Je voudrais simplement dire que je pense qu’il est nécessaire d’en parler. Traditionnellement et encore aujourd’hui, la plupart des avancées scientifiques liées à la procréation ont été inventées au profit des femmes, mais parfois elles ne prennent pas en compte le point de vue féminin. Prenez la pilule : c’est certes une révolution pour les droits des femmes, mais c’est aussi un outil qui les rend seules responsables de la contraception. Aujourd’hui, on pourrait dire que l’équivalent du droit à la contraception d’il y a 50 ans est le droit à la préservation de la fertilité, c’est-à-dire la congélation d’ovules.
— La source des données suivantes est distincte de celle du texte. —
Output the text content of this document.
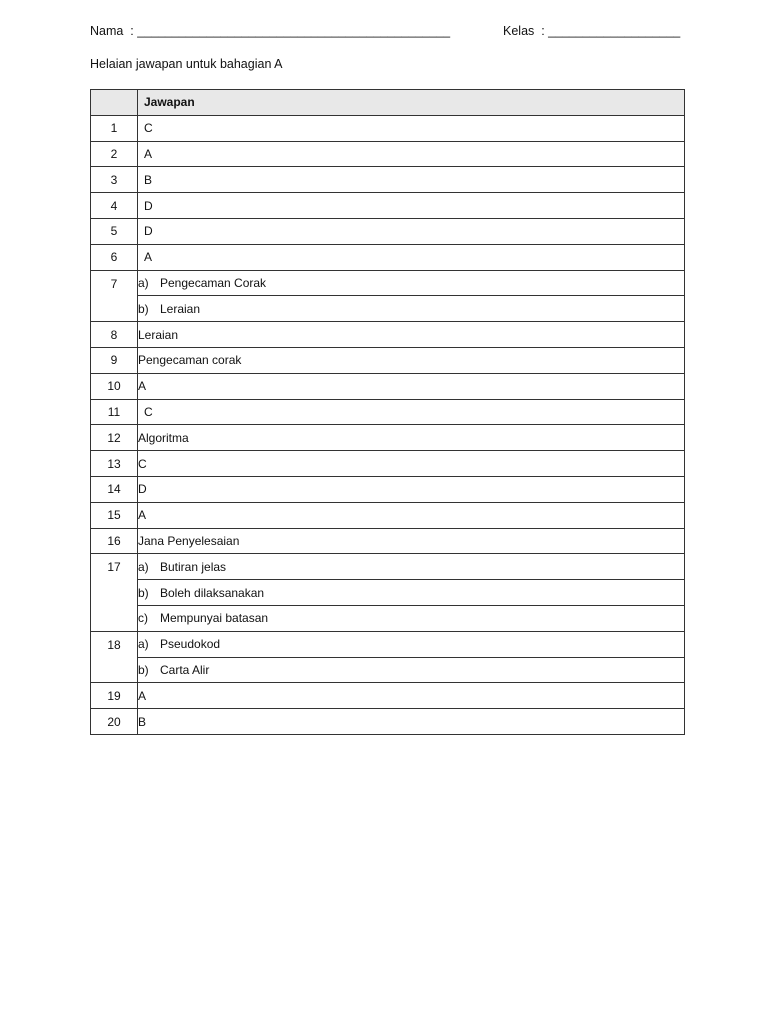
Nama  : _____________________________________________	Kelas  : ___________________
Helaian jawapan untuk bahagian A
	Jawapan
1	C
2	A
3	B
4	D
5	D
6	A
7	a) Pengecaman Corak
	b) Leraian
8	Leraian
9	Pengecaman corak
10	A
11	C
12	Algoritma
13	C
14	D
15	A
16	Jana Penyelesaian
17	a) Butiran jelas
	b) Boleh dilaksanakan
	c) Mempunyai batasan
18	a) Pseudokod
	b) Carta Alir
19	A
20	B
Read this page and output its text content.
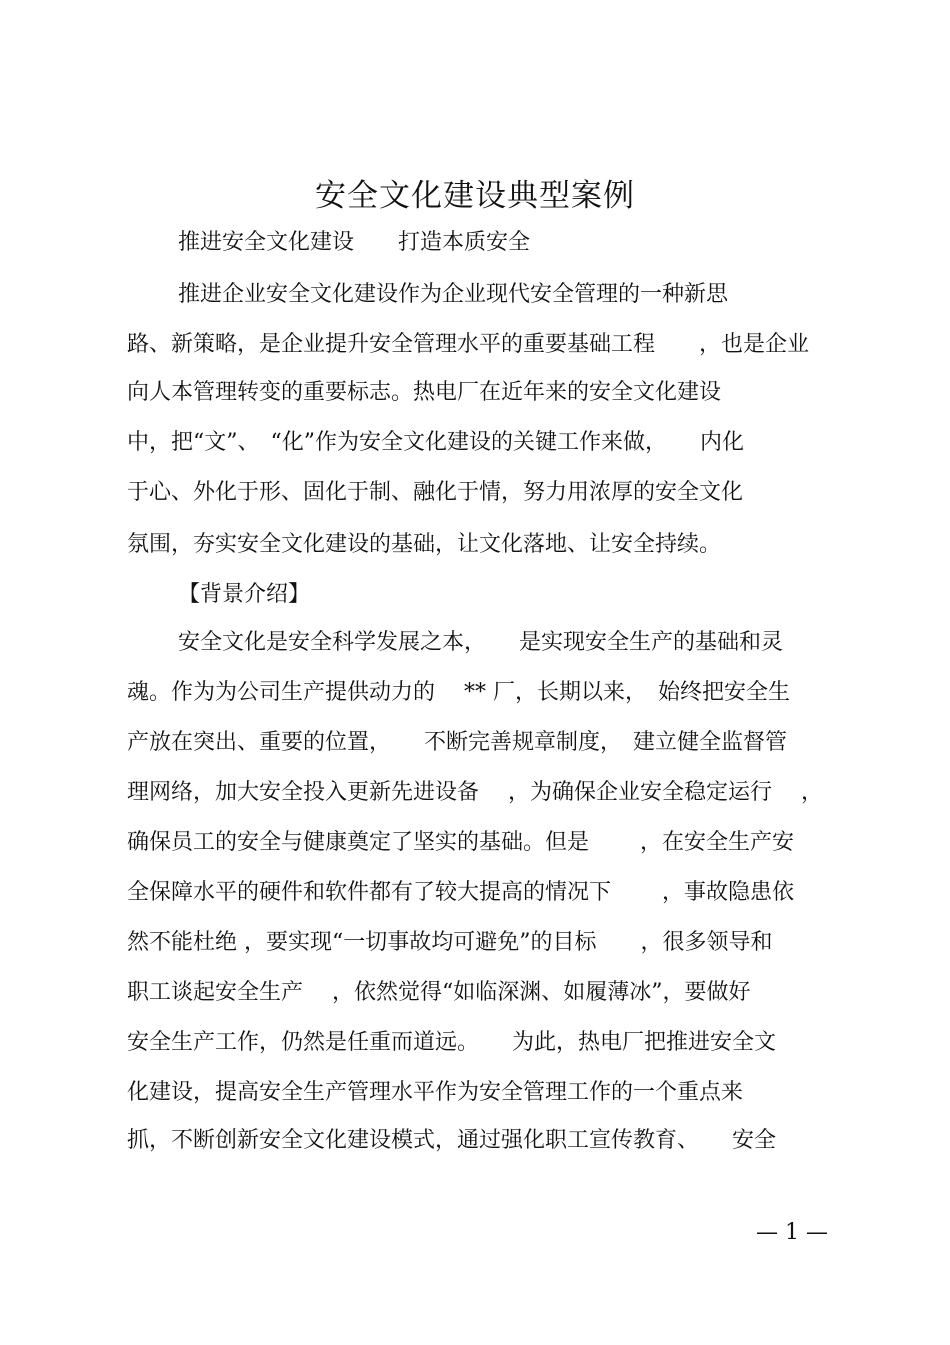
安全文化建设典型案例
推进安全文化建设　　打造本质安全
推进企业安全文化建设作为企业现代安全管理的一种新思
路、新策略，是企业提升安全管理水平的重要基础工程　　，也是企业
向人本管理转变的重要标志。热电厂在近年来的安全文化建设
中，把“文”、　“化”作为安全文化建设的关键工作来做，　　内化
于心、外化于形、固化于制、融化于情，努力用浓厚的安全文化
氛围，夯实安全文化建设的基础，让文化落地、让安全持续。
【背景介绍】
安全文化是安全科学发展之本，　　是实现安全生产的基础和灵
魂。作为为公司生产提供动力的　 ** 厂，长期以来，　始终把安全生
产放在突出、重要的位置，　　不断完善规章制度，　建立健全监督管
理网络，加大安全投入更新先进设备　 ，为确保企业安全稳定运行　 ，
确保员工的安全与健康奠定了坚实的基础。但是　　 ，在安全生产安
全保障水平的硬件和软件都有了较大提高的情况下　　 ，事故隐患依
然不能杜绝 ，要实现“一切事故均可避免”的目标　　，很多领导和
职工谈起安全生产　 ，依然觉得“如临深渊、如履薄冰”，要做好
安全生产工作，仍然是任重而道远。　　为此，热电厂把推进安全文
化建设，提高安全生产管理水平作为安全管理工作的一个重点来
抓，不断创新安全文化建设模式，通过强化职工宣传教育、　　安全
— 1 —
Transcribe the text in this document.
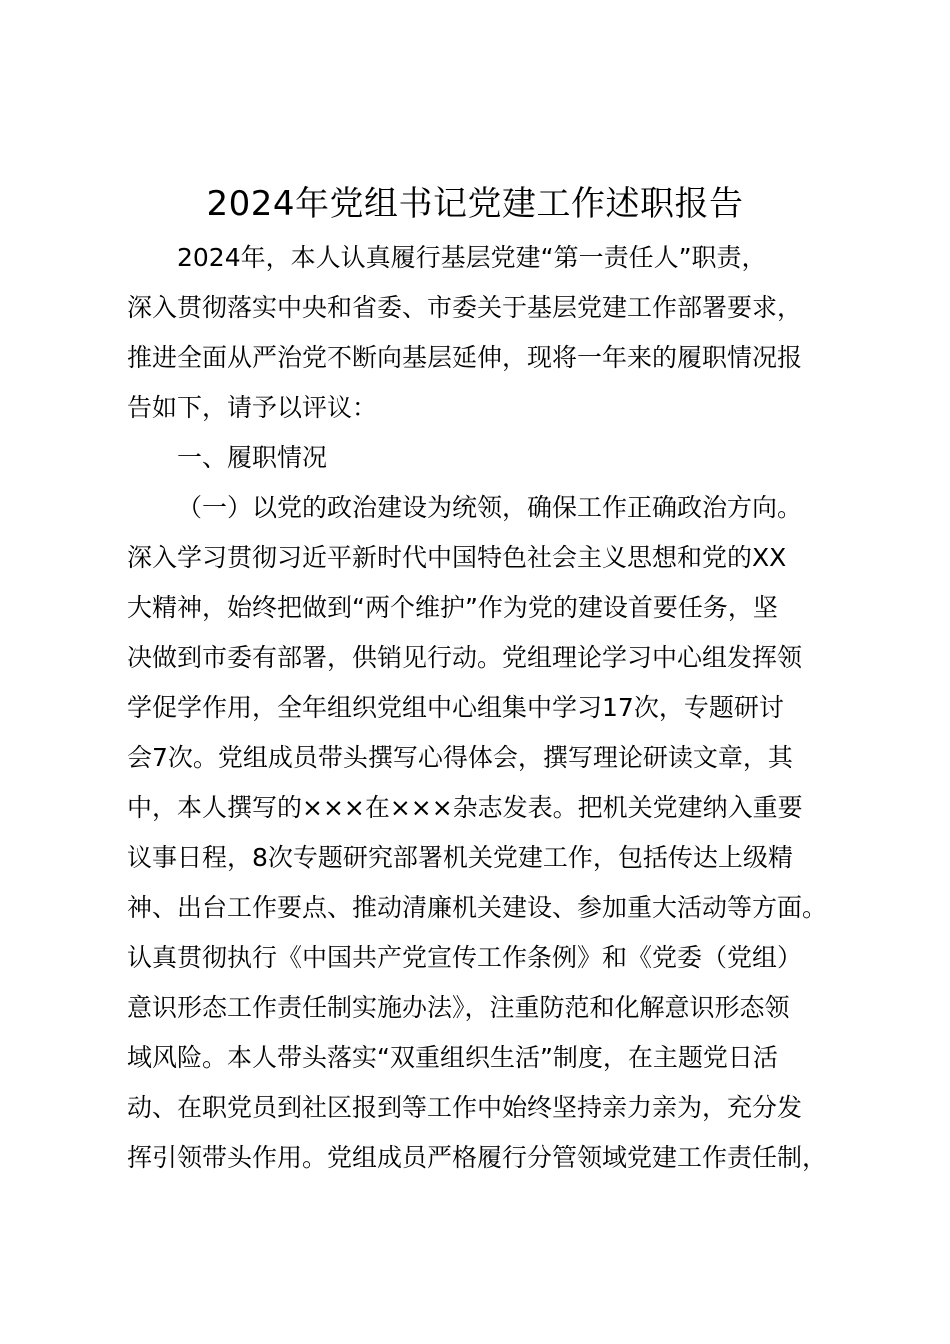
2024年党组书记党建工作述职报告
2024年，本人认真履行基层党建“第一责任人”职责，
深入贯彻落实中央和省委、市委关于基层党建工作部署要求，
推进全面从严治党不断向基层延伸，现将一年来的履职情况报
告如下，请予以评议：
一、履职情况
（一）以党的政治建设为统领，确保工作正确政治方向。
深入学习贯彻习近平新时代中国特色社会主义思想和党的XX
大精神，始终把做到“两个维护”作为党的建设首要任务，坚
决做到市委有部署，供销见行动。党组理论学习中心组发挥领
学促学作用，全年组织党组中心组集中学习17次，专题研讨
会7次。党组成员带头撰写心得体会，撰写理论研读文章，其
中，本人撰写的×××在×××杂志发表。把机关党建纳入重要
议事日程，8次专题研究部署机关党建工作，包括传达上级精
神、出台工作要点、推动清廉机关建设、参加重大活动等方面。
认真贯彻执行《中国共产党宣传工作条例》和《党委（党组）
意识形态工作责任制实施办法》，注重防范和化解意识形态领
域风险。本人带头落实“双重组织生活”制度，在主题党日活
动、在职党员到社区报到等工作中始终坚持亲力亲为，充分发
挥引领带头作用。党组成员严格履行分管领域党建工作责任制，
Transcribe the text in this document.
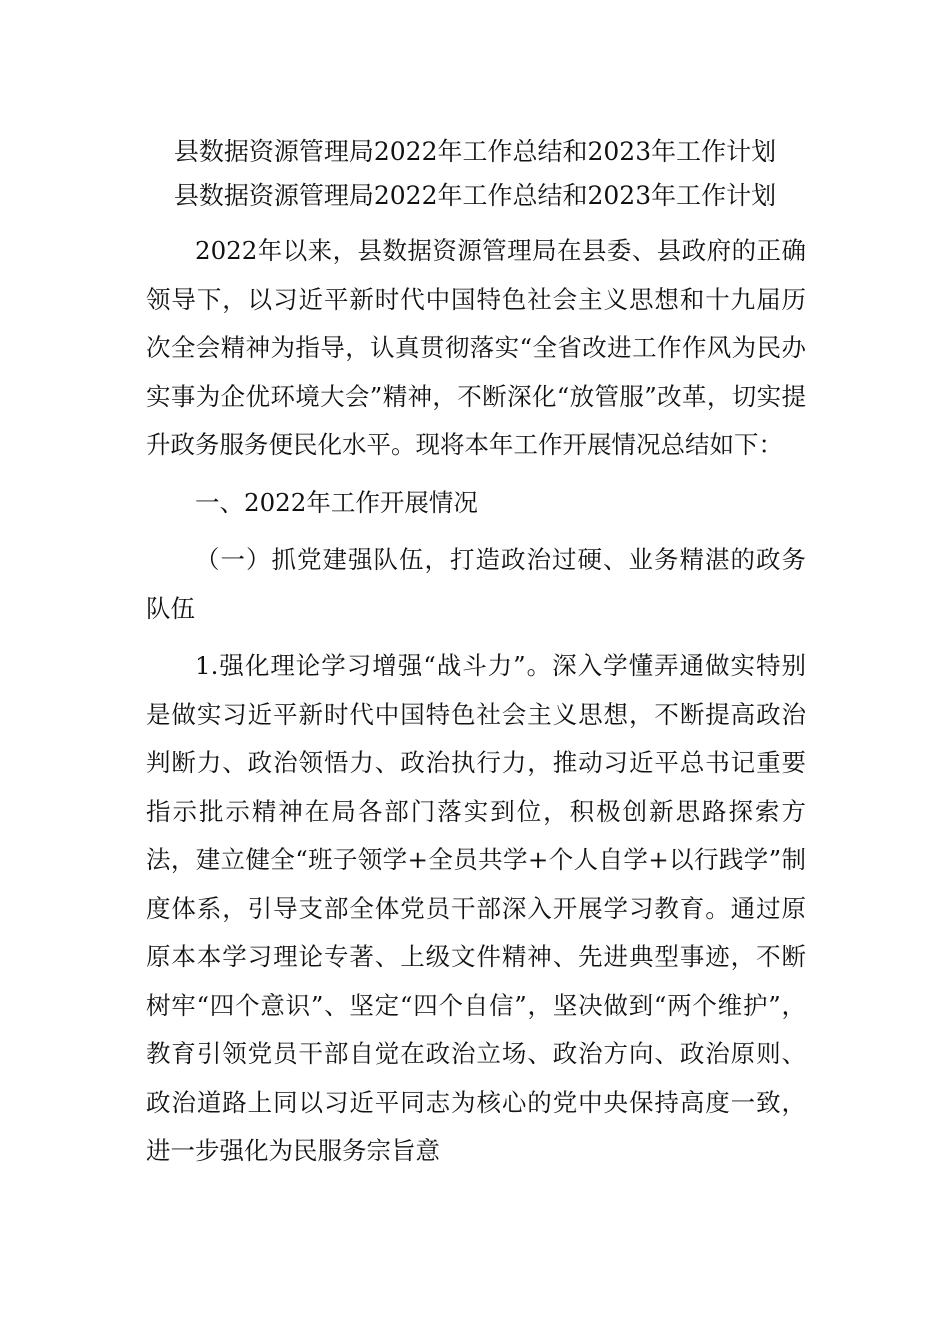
县数据资源管理局2022年工作总结和2023年工作计划
县数据资源管理局2022年工作总结和2023年工作计划

2022年以来，县数据资源管理局在县委、县政府的正确领导下，以习近平新时代中国特色社会主义思想和十九届历次全会精神为指导，认真贯彻落实“全省改进工作作风为民办实事为企优环境大会”精神，不断深化“放管服”改革，切实提升政务服务便民化水平。现将本年工作开展情况总结如下：

一、2022年工作开展情况

（一）抓党建强队伍，打造政治过硬、业务精湛的政务队伍

1.强化理论学习增强“战斗力”。深入学懂弄通做实特别是做实习近平新时代中国特色社会主义思想，不断提高政治判断力、政治领悟力、政治执行力，推动习近平总书记重要指示批示精神在局各部门落实到位，积极创新思路探索方法，建立健全“班子领学+全员共学+个人自学+以行践学”制度体系，引导支部全体党员干部深入开展学习教育。通过原原本本学习理论专著、上级文件精神、先进典型事迹，不断树牢“四个意识”、坚定“四个自信”，坚决做到“两个维护”，教育引领党员干部自觉在政治立场、政治方向、政治原则、政治道路上同以习近平同志为核心的党中央保持高度一致，进一步强化为民服务宗旨意
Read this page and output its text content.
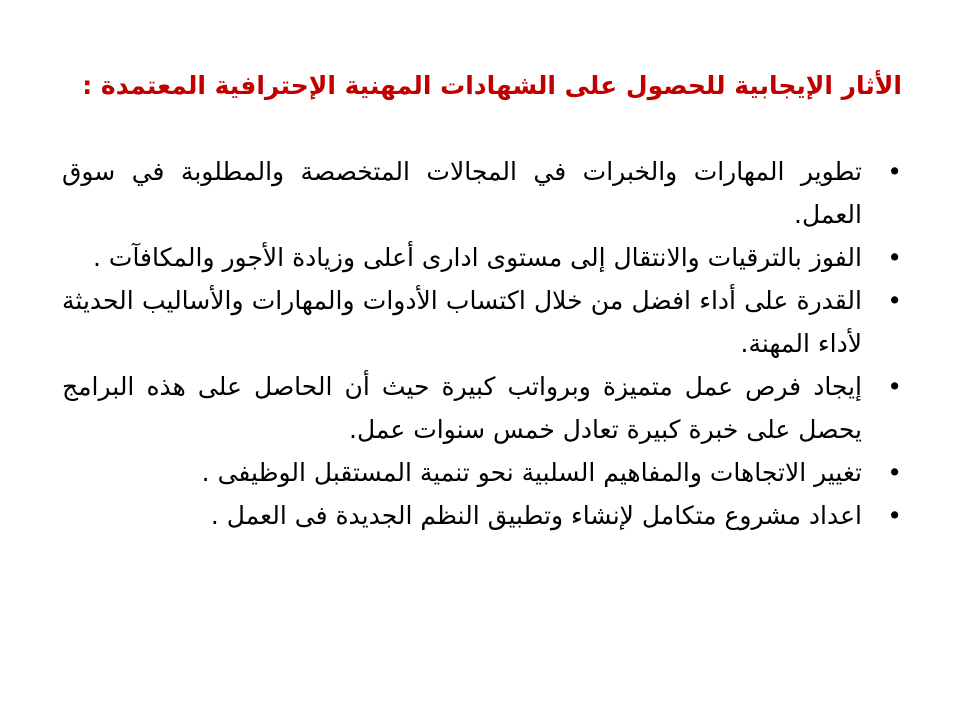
الأثار الإيجابية للحصول على الشهادات المهنية الإحترافية المعتمدة :
•
تطوير المهارات والخبرات في المجالات المتخصصة والمطلوبة في سوق العمل.
•
الفوز بالترقيات والانتقال إلى مستوى ادارى أعلى وزيادة الأجور والمكافآت .
•
القدرة على أداء افضل من خلال اكتساب الأدوات والمهارات والأساليب الحديثة لأداء المهنة.
•
إيجاد فرص عمل متميزة وبرواتب كبيرة حيث أن الحاصل على هذه البرامج يحصل على خبرة كبيرة تعادل خمس سنوات عمل.
•
تغيير الاتجاهات والمفاهيم السلبية نحو تنمية المستقبل الوظيفى .
•
اعداد مشروع متكامل لإنشاء وتطبيق النظم الجديدة فى العمل .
Cette dernière permet, d’une part, à des femmes ayant des problèmes de santé de concevoir, ce qui est extraordinaire, et, d’autre part, à des femmes de retarder leur fenêtre de fertilité afin de pouvoir se consacrer d’abord à leurs études et à leur carrière, ce qui est plutôt positif. Mais en y réfléchissant bien, ce dispositif incite essentiellement les femmes à se rapprocher des hommes, au lieu de leur permettre d’envisager la maternité comme un type de travail intégré et valorisé par la société. À mon avis, au lieu de donner aux femmes plus d’options, la congélation d’ovules est une source supplémentaire de pression pour procréer et en même temps réussir leur carrière, les enfermant encore dans un ordre patriarcal qui leur dicte ce qui est bien et mieux pour elles.